I worked with this stuff back in the late 90’s on payment card terminals. I was shocked that a magstripe is essentially just a barcode. There’s also a LOT of logic that goes into how you read it, it’s very difficult because there’s a person swiping it and variable speed and there’s no “pace” track (constant 0101010 pattern so that you can pace yourself). Lots of math goes into figuring out when the speed changes and using that to convert the analog barcode into digital.
This looks like a decent article hacking MSRs as well and shows some pictures:
http://electronics.stackexchange.com/questions/103369/reverse-engineering-proprietary-magstripe-cards
The included video says 2012, but I have a sneaking suspicion it’s actually from around 2000, maybe even the 1990’s.
As for that swipe, why not do the same trick done in so many instances and simply put a roller in the reader to know the speed it’s moving? Although I’m guessing they don’t because back when people in my area still used magnetic swipe cards (seems a million years ago now) I noticed that when it went wrong it was always people trying too hard and either doing it too slow or too ‘precise’ causing variation in speed during the swipe, the readers expected a constant swipe at some decent speed. Oh and of course when the damn reader needed replacing, or the card was worn, but that goes without saying really.
See those things called ‘sentinel bars’? That’s for speed detection.
The reader sits there waiting for a series of on/off pulses of the same length, it then knows to start reading, and uses the width of the pulses as a guide for the rest of the stripe.
Barcodes work exactly the same way (they call them ‘guard bars’).
This product should be in every school
True. You may also find interesting Magnetic Putty and Ferrofluid on youtube
I’ve seen this before using rust. http://www.tetherdcow.com/another-science-experiment/
Pretty cool though. :-).
Used this (or its twin in another brand) years ago with 800BPI and 1600BPI 9 track tape. When a tape got damaged, which happened routinely in a busy shop, especially since the machine room people were often the flunkiest of the flunkies, this glop came out to find the block breaks so the tape could be spliced. Not a desirable circumstance, but sometimes you gotta do what you gotta do. My dealings with it were fixing damaged data tapes from the lab I worked in. A few missing data points weren’t a major issue back then, and was, in fact, to be expected. Beat the heck out of losing the whole tape. After all, a 1200ft reel might have as much as 5MB on it. 1600BPI sometimes went over 10MB, depending on the blocking, which was always a balance– how much do you lose at one shot vs. how much block overhead
A while back I worked for a company that manufactured access control systems that used mag-stripe cards. It’s been a while, so I might be imagining the whole thing, but I seem to vaguely recall there being a spray that makes the encoding visible.

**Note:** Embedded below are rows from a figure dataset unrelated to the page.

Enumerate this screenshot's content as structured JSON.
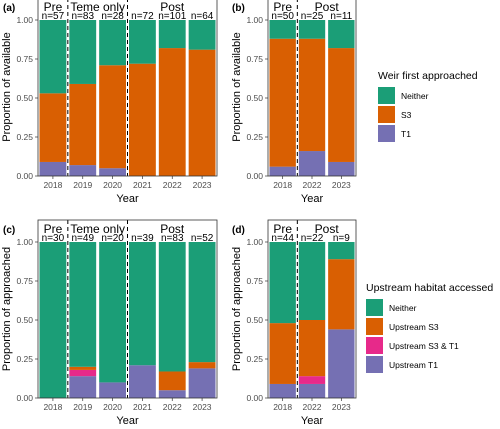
{
  "colors": {
    "Neither": "#1b9e77",
    "S3": "#d95f02",
    "T1": "#7570b3",
    "Upstream S3": "#d95f02",
    "Upstream S3 & T1": "#e7298a",
    "Upstream T1": "#7570b3"
  },
  "legends": [
    {
      "title": "Weir first approached",
      "items": [
        "Neither",
        "S3",
        "T1"
      ]
    },
    {
      "title": "Upstream habitat accessed",
      "items": [
        "Neither",
        "Upstream S3",
        "Upstream S3 & T1",
        "Upstream T1"
      ]
    }
  ],
  "chart_data": [
    {
      "type": "bar",
      "tag": "(a)",
      "xlabel": "Year",
      "ylabel": "Proportion of available",
      "ylim": [
        0,
        1
      ],
      "yticks": [
        "0.00",
        "0.25",
        "0.50",
        "0.75",
        "1.00"
      ],
      "categories": [
        "2018",
        "2019",
        "2020",
        "2021",
        "2022",
        "2023"
      ],
      "n_labels": [
        "n=57",
        "n=83",
        "n=28",
        "n=72",
        "n=101",
        "n=64"
      ],
      "periods": [
        {
          "label": "Pre",
          "from": 0,
          "to": 0
        },
        {
          "label": "Teme only",
          "from": 1,
          "to": 2
        },
        {
          "label": "Post",
          "from": 3,
          "to": 5
        }
      ],
      "dividers_after": [
        0,
        2
      ],
      "series": [
        {
          "name": "T1",
          "values": [
            0.09,
            0.07,
            0.05,
            0.0,
            0.0,
            0.0
          ]
        },
        {
          "name": "S3",
          "values": [
            0.44,
            0.52,
            0.66,
            0.72,
            0.82,
            0.81
          ]
        },
        {
          "name": "Neither",
          "values": [
            0.47,
            0.41,
            0.29,
            0.28,
            0.18,
            0.19
          ]
        }
      ]
    },
    {
      "type": "bar",
      "tag": "(b)",
      "xlabel": "Year",
      "ylabel": "Proportion of available",
      "ylim": [
        0,
        1
      ],
      "yticks": [
        "0.00",
        "0.25",
        "0.50",
        "0.75",
        "1.00"
      ],
      "categories": [
        "2018",
        "2022",
        "2023"
      ],
      "n_labels": [
        "n=50",
        "n=25",
        "n=11"
      ],
      "periods": [
        {
          "label": "Pre",
          "from": 0,
          "to": 0
        },
        {
          "label": "Post",
          "from": 1,
          "to": 2
        }
      ],
      "dividers_after": [
        0
      ],
      "series": [
        {
          "name": "T1",
          "values": [
            0.06,
            0.16,
            0.09
          ]
        },
        {
          "name": "S3",
          "values": [
            0.82,
            0.72,
            0.73
          ]
        },
        {
          "name": "Neither",
          "values": [
            0.12,
            0.12,
            0.18
          ]
        }
      ]
    },
    {
      "type": "bar",
      "tag": "(c)",
      "xlabel": "Year",
      "ylabel": "Proportion of approached",
      "ylim": [
        0,
        1
      ],
      "yticks": [
        "0.00",
        "0.25",
        "0.50",
        "0.75",
        "1.00"
      ],
      "categories": [
        "2018",
        "2019",
        "2020",
        "2021",
        "2022",
        "2023"
      ],
      "n_labels": [
        "n=30",
        "n=49",
        "n=20",
        "n=39",
        "n=83",
        "n=52"
      ],
      "periods": [
        {
          "label": "Pre",
          "from": 0,
          "to": 0
        },
        {
          "label": "Teme only",
          "from": 1,
          "to": 2
        },
        {
          "label": "Post",
          "from": 3,
          "to": 5
        }
      ],
      "dividers_after": [
        0,
        2
      ],
      "series": [
        {
          "name": "Upstream T1",
          "values": [
            0.0,
            0.14,
            0.1,
            0.21,
            0.05,
            0.19
          ]
        },
        {
          "name": "Upstream S3 & T1",
          "values": [
            0.0,
            0.04,
            0.0,
            0.0,
            0.0,
            0.0
          ]
        },
        {
          "name": "Upstream S3",
          "values": [
            0.0,
            0.02,
            0.0,
            0.0,
            0.12,
            0.04
          ]
        },
        {
          "name": "Neither",
          "values": [
            1.0,
            0.8,
            0.9,
            0.79,
            0.83,
            0.77
          ]
        }
      ]
    },
    {
      "type": "bar",
      "tag": "(d)",
      "xlabel": "Year",
      "ylabel": "Proportion of approached",
      "ylim": [
        0,
        1
      ],
      "yticks": [
        "0.00",
        "0.25",
        "0.50",
        "0.75",
        "1.00"
      ],
      "categories": [
        "2018",
        "2022",
        "2023"
      ],
      "n_labels": [
        "n=44",
        "n=22",
        "n=9"
      ],
      "periods": [
        {
          "label": "Pre",
          "from": 0,
          "to": 0
        },
        {
          "label": "Post",
          "from": 1,
          "to": 2
        }
      ],
      "dividers_after": [
        0
      ],
      "series": [
        {
          "name": "Upstream T1",
          "values": [
            0.09,
            0.09,
            0.44
          ]
        },
        {
          "name": "Upstream S3 & T1",
          "values": [
            0.0,
            0.05,
            0.0
          ]
        },
        {
          "name": "Upstream S3",
          "values": [
            0.39,
            0.36,
            0.45
          ]
        },
        {
          "name": "Neither",
          "values": [
            0.52,
            0.5,
            0.11
          ]
        }
      ]
    }
  ]
}
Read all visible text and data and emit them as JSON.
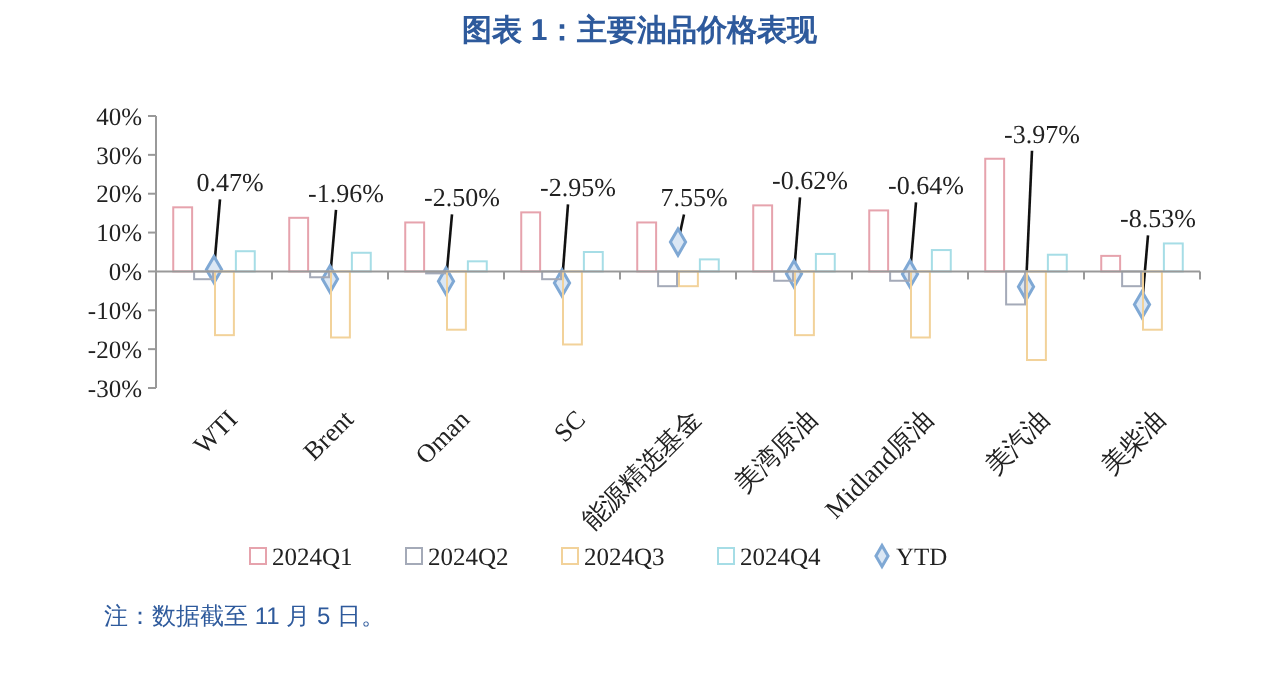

Used it to “develop” IBM mag tape in the 60’s – 80’s to diagnose various tape transport problems – you’d see bit packing if the pinch roller systems failed to speed up the tape to the requisite 75″/sec within 3/8″. One would lift off the magnetic “fingerprint” with transparent adhesive tape, then stick it in the microfiche (always one nearby for the field docs) viewer.
A lot of the old timers on alt.folklore.computers talk about using this on mainframe tapes.